State technology directors are putting greater emphasis on workforce and resource management issues as they execute their 2016 strategies, according to Mark McCord, the executive director of the National Association of State Technology Directors.

Several trends are driving that focus, including efforts to outsource information technology services, create newer policies and safeguards around mobility, and address how states onboard their IT workforce, McCord said in a StateScoop TV interview at the National Association of State Chief Information Officers’ midyear conference in May in Baltimore.

Limited budget environments are forcing state government officials to figure out how to innovate around the delivery of services and attract new workers to state IT offices, McCord said.

“Budgets are very tight and state government folks are being asked to do a lot more with a lot less,” McCord said. “The state government work environment is different than the corporate world, compensation doesn’t keep up with corporate compensation so you’ve got to be very innovative in the way you identify and onboard new talent.”

But one way McCord sees things changing among NASTD members is through an increasing amount of IT outsourcing. States are looking to contracts with the private sector to streamline and cut down operational costs of some services, including modernization and security.

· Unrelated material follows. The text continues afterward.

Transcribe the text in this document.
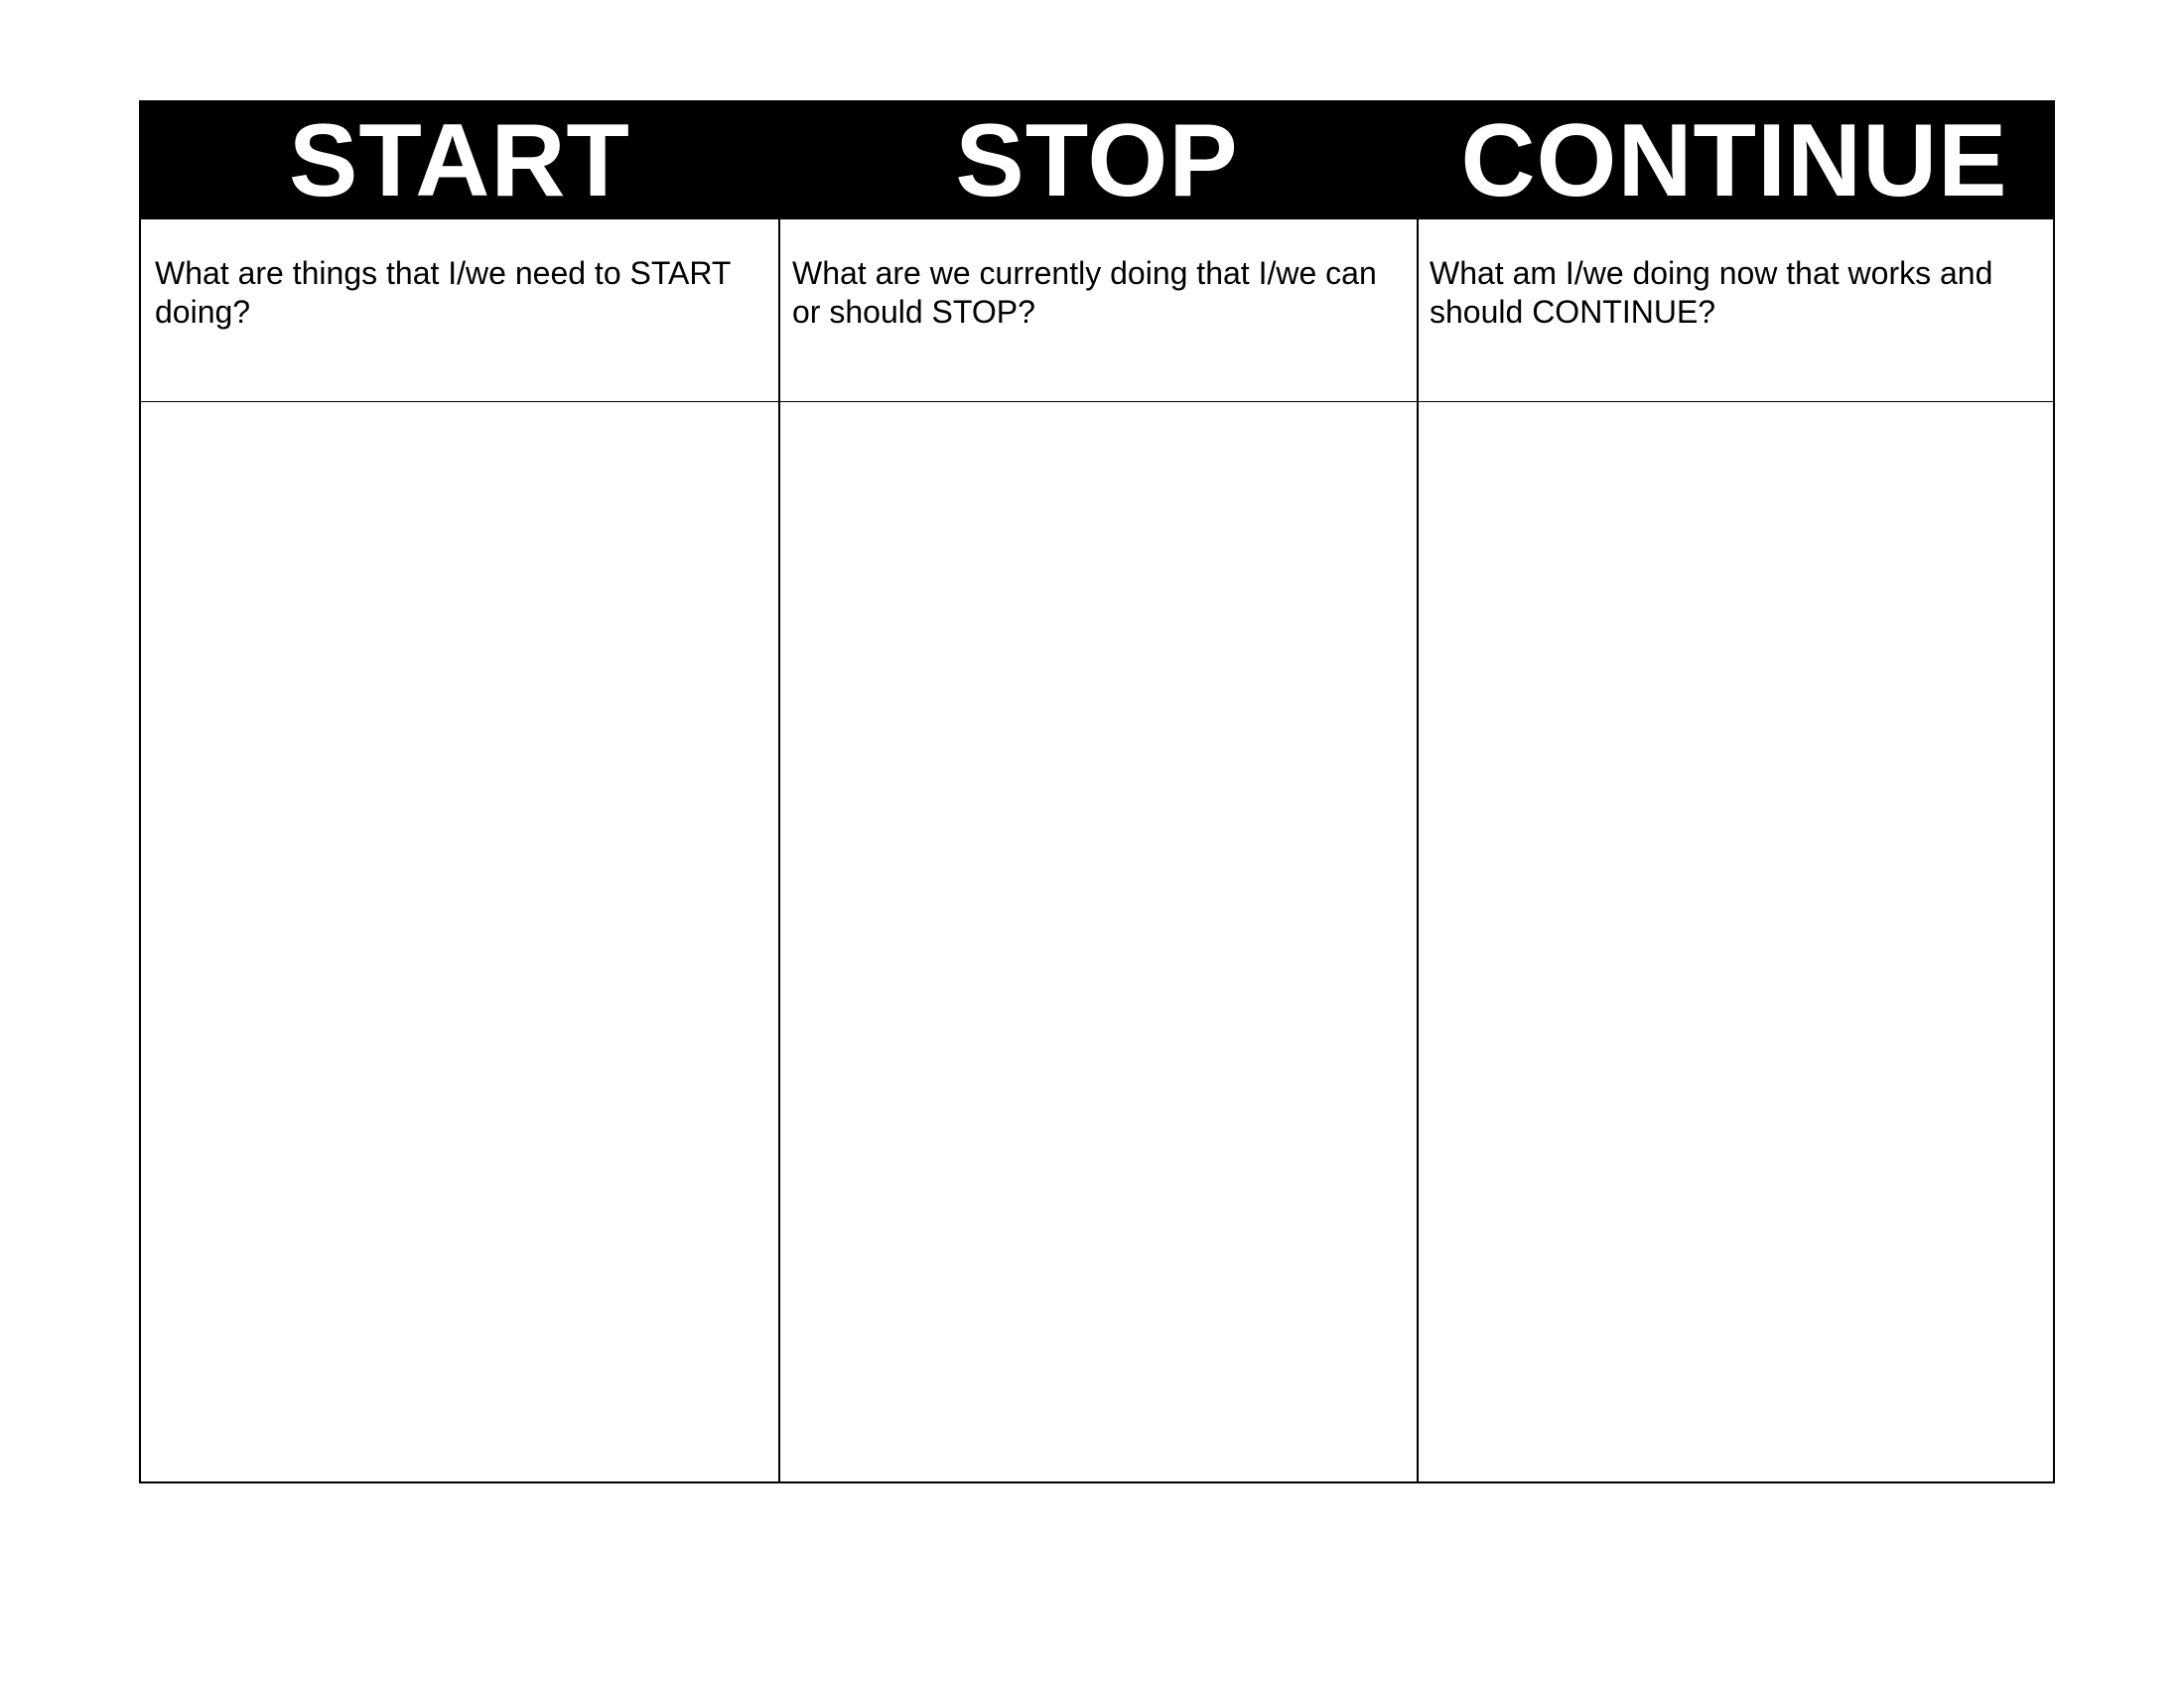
START	STOP	CONTINUE
What are things that I/we need to START doing?
What are we currently doing that I/we can or should STOP?
What am I/we doing now that works and should CONTINUE?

“Several states including Georgia, Texas, and Virginia are really taking a look at kind of a new model, a new paradigm for bringing vendors onboard to manage various aspects of the technology stack,” McCord said.

States are also looking toward advances in mobility to attract the next generation of the state IT workforce, McCord said. Technology officials in state governments still struggle with the security challenges surrounding employees’ desire to use a personal device for government work.

“In an era of ‘bring your own device,’ everyone wants to bring their phone to work and that creates challenges for managing state IT and government,” McCord said.